Zoom / CS
Zoom Levels
After you complete a full calibration at zoom = 0 (FL, NO, K1, K2), repeat the process for additional zoom positions.
When you zoom in, the lens may change geometry and produce a Center Shift (CS) effect — this must be calibrated for each zoom sample in addition to FL, NO, K1, and K2.
For most lenses, zoom samples at 0.20 intervals (zoom = 0.0, 0.2, 0.4, 0.6, 0.8, 1.0) provide a good balance between accuracy and effort. For higher accuracy, use finer steps (for example 0.01). Lenses with irregular or nonlinear behavior may require extra samples around the problematic ranges.
Steps
- Add a zoom sample: Zoom in by one step (typically 0.1 or 0.2), then add a new zoom sample for that zoom level.
- Calibrate FL: Calibrate Focal Length (FL) at this zoom level following the FL / NO procedure. See FL / NO for details.
- Observe Center Shift (CS): At higher zooms the physical marker may appear to move away from the exact image center because of center shift. The virtual marker stays at the computed center; differences indicate CS.
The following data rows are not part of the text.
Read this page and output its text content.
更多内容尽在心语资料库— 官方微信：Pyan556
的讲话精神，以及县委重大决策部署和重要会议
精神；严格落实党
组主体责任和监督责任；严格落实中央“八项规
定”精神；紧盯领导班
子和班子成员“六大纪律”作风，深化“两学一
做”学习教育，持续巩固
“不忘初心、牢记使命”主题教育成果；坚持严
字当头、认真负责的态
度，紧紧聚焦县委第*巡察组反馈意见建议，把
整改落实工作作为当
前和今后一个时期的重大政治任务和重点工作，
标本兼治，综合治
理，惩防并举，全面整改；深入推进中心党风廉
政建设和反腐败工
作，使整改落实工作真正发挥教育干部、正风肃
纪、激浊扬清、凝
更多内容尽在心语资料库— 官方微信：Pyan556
- Adjust CS: Modify the Center Shift (CS) parameters so the virtual and physical markers align.

Center Shift and Focal Length interact: changing one can affect the other. You will usually need to iterate adjustments for CS and FL until both markers align at this zoom level.
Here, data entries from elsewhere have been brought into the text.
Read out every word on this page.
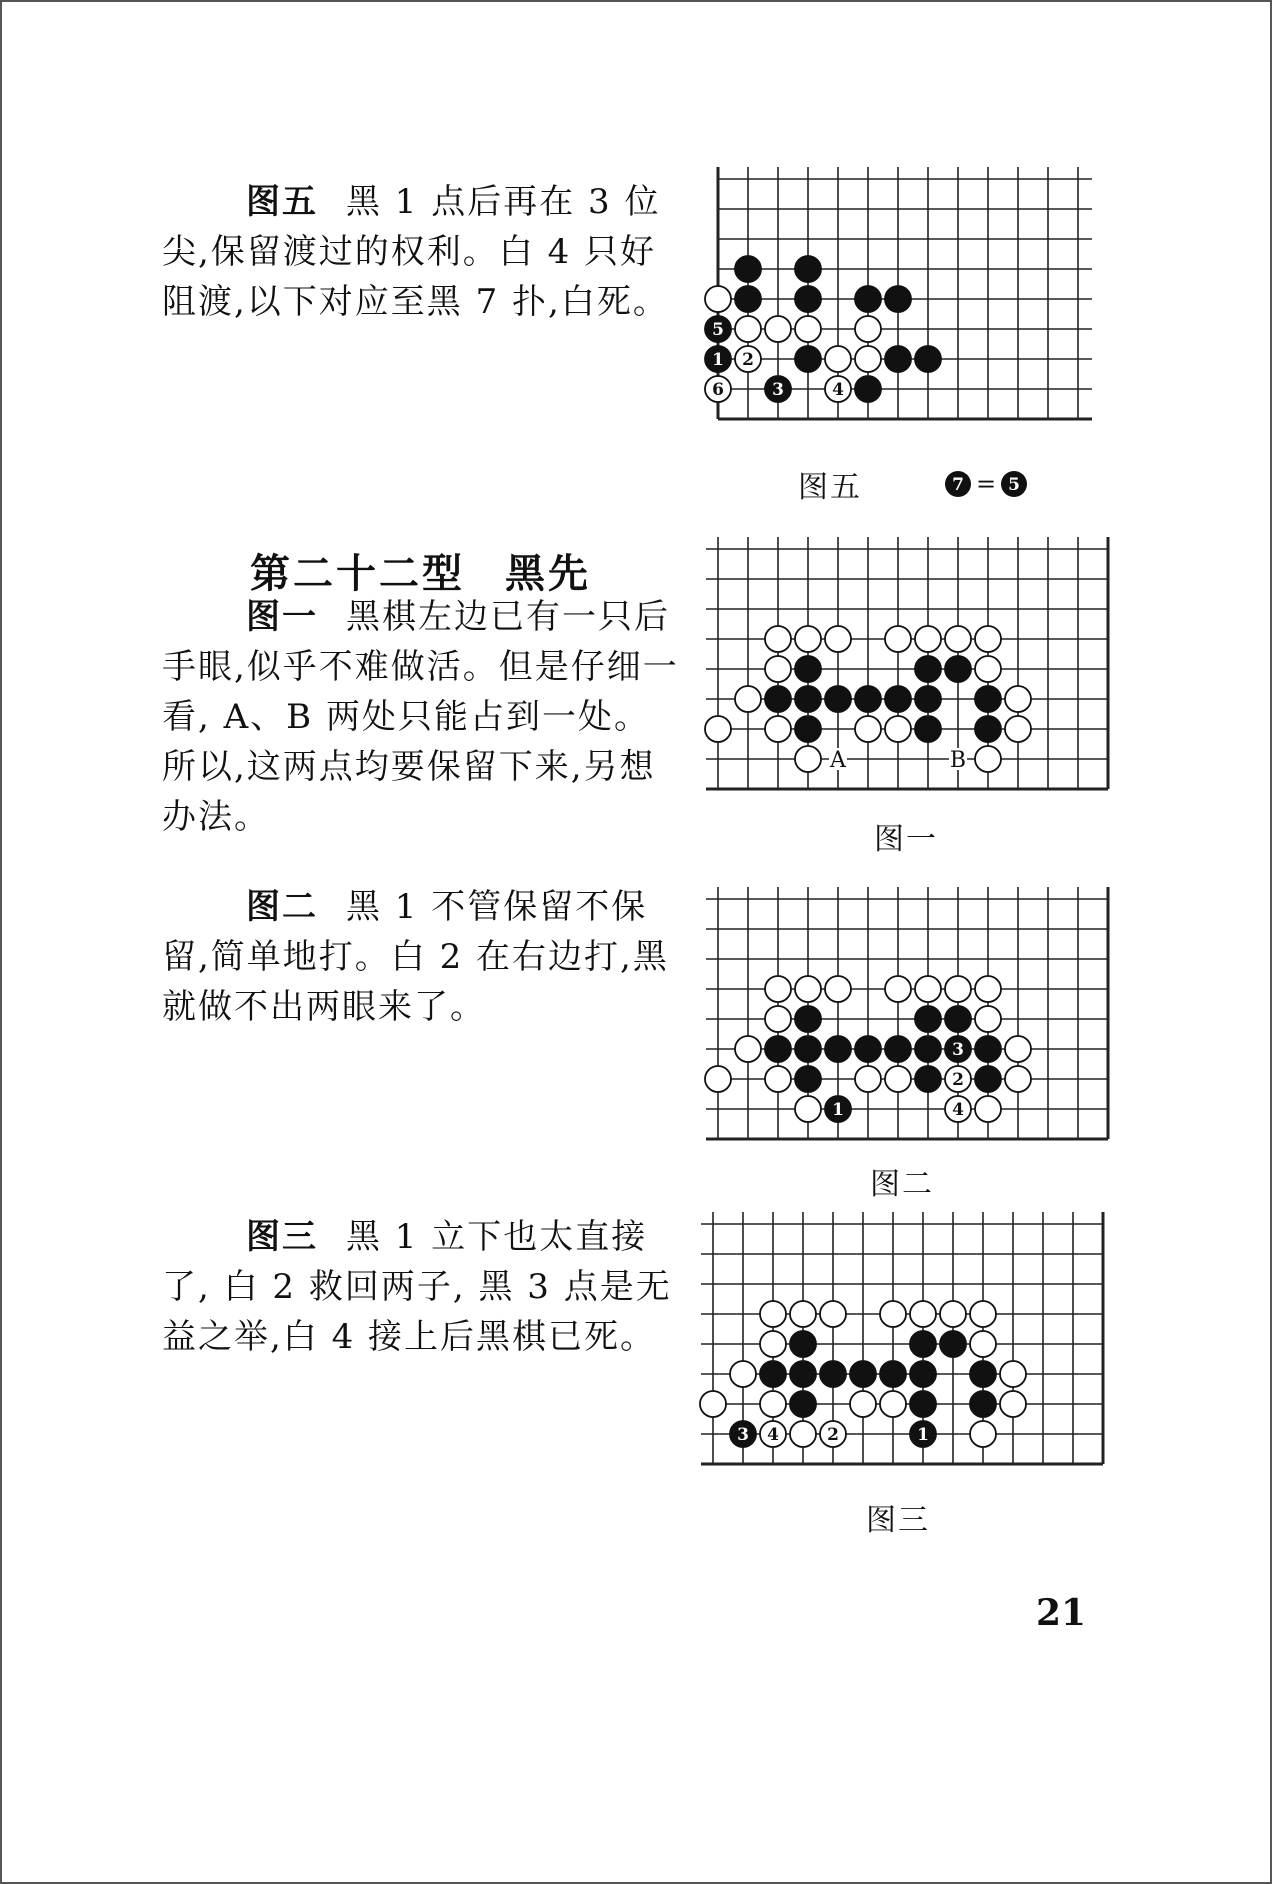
图五 黑 1 点后再在 3 位尖,保留渡过的权利。白 4 只好阻渡,以下对应至黑 7 扑,白死。

第二十二型 黑先

图一 黑棋左边已有一只后手眼,似乎不难做活。但是仔细一看, A、B 两处只能占到一处。所以,这两点均要保留下来,另想办法。

图二 黑 1 不管保留不保留,简单地打。白 2 在右边打,黑就做不出两眼来了。

图三 黑 1 立下也太直接了, 白 2 救回两子, 黑 3 点是无益之举,白 4 接上后黑棋已死。

5
1 2
6	3	4
图五	7 = 5
A	B
图一
3
2
1	4
图二
3 4	2	1
图三
21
- Calibrate NO, K1, K2: After FL and CS are stable, determine Nodal Offset (NO) and distortion parameters K1 and K2 for this zoom sample using the normal K1/K2 and NO procedures.
- Repeat for the next zoom step: Zoom further and repeat steps 1–5 for each required zoom sample until the full zoom range is covered.
Practical Tips
- Work from wide to telephoto (zoom = 0 → 1.0) so you can spot trends in how parameters change with zoom.
- If a parameter changes rapidly over a small zoom range, add additional samples in that range.
- Keep notes of each zoom sample’s raw encoder readings (zoom and focus) — they help diagnose inconsistencies later.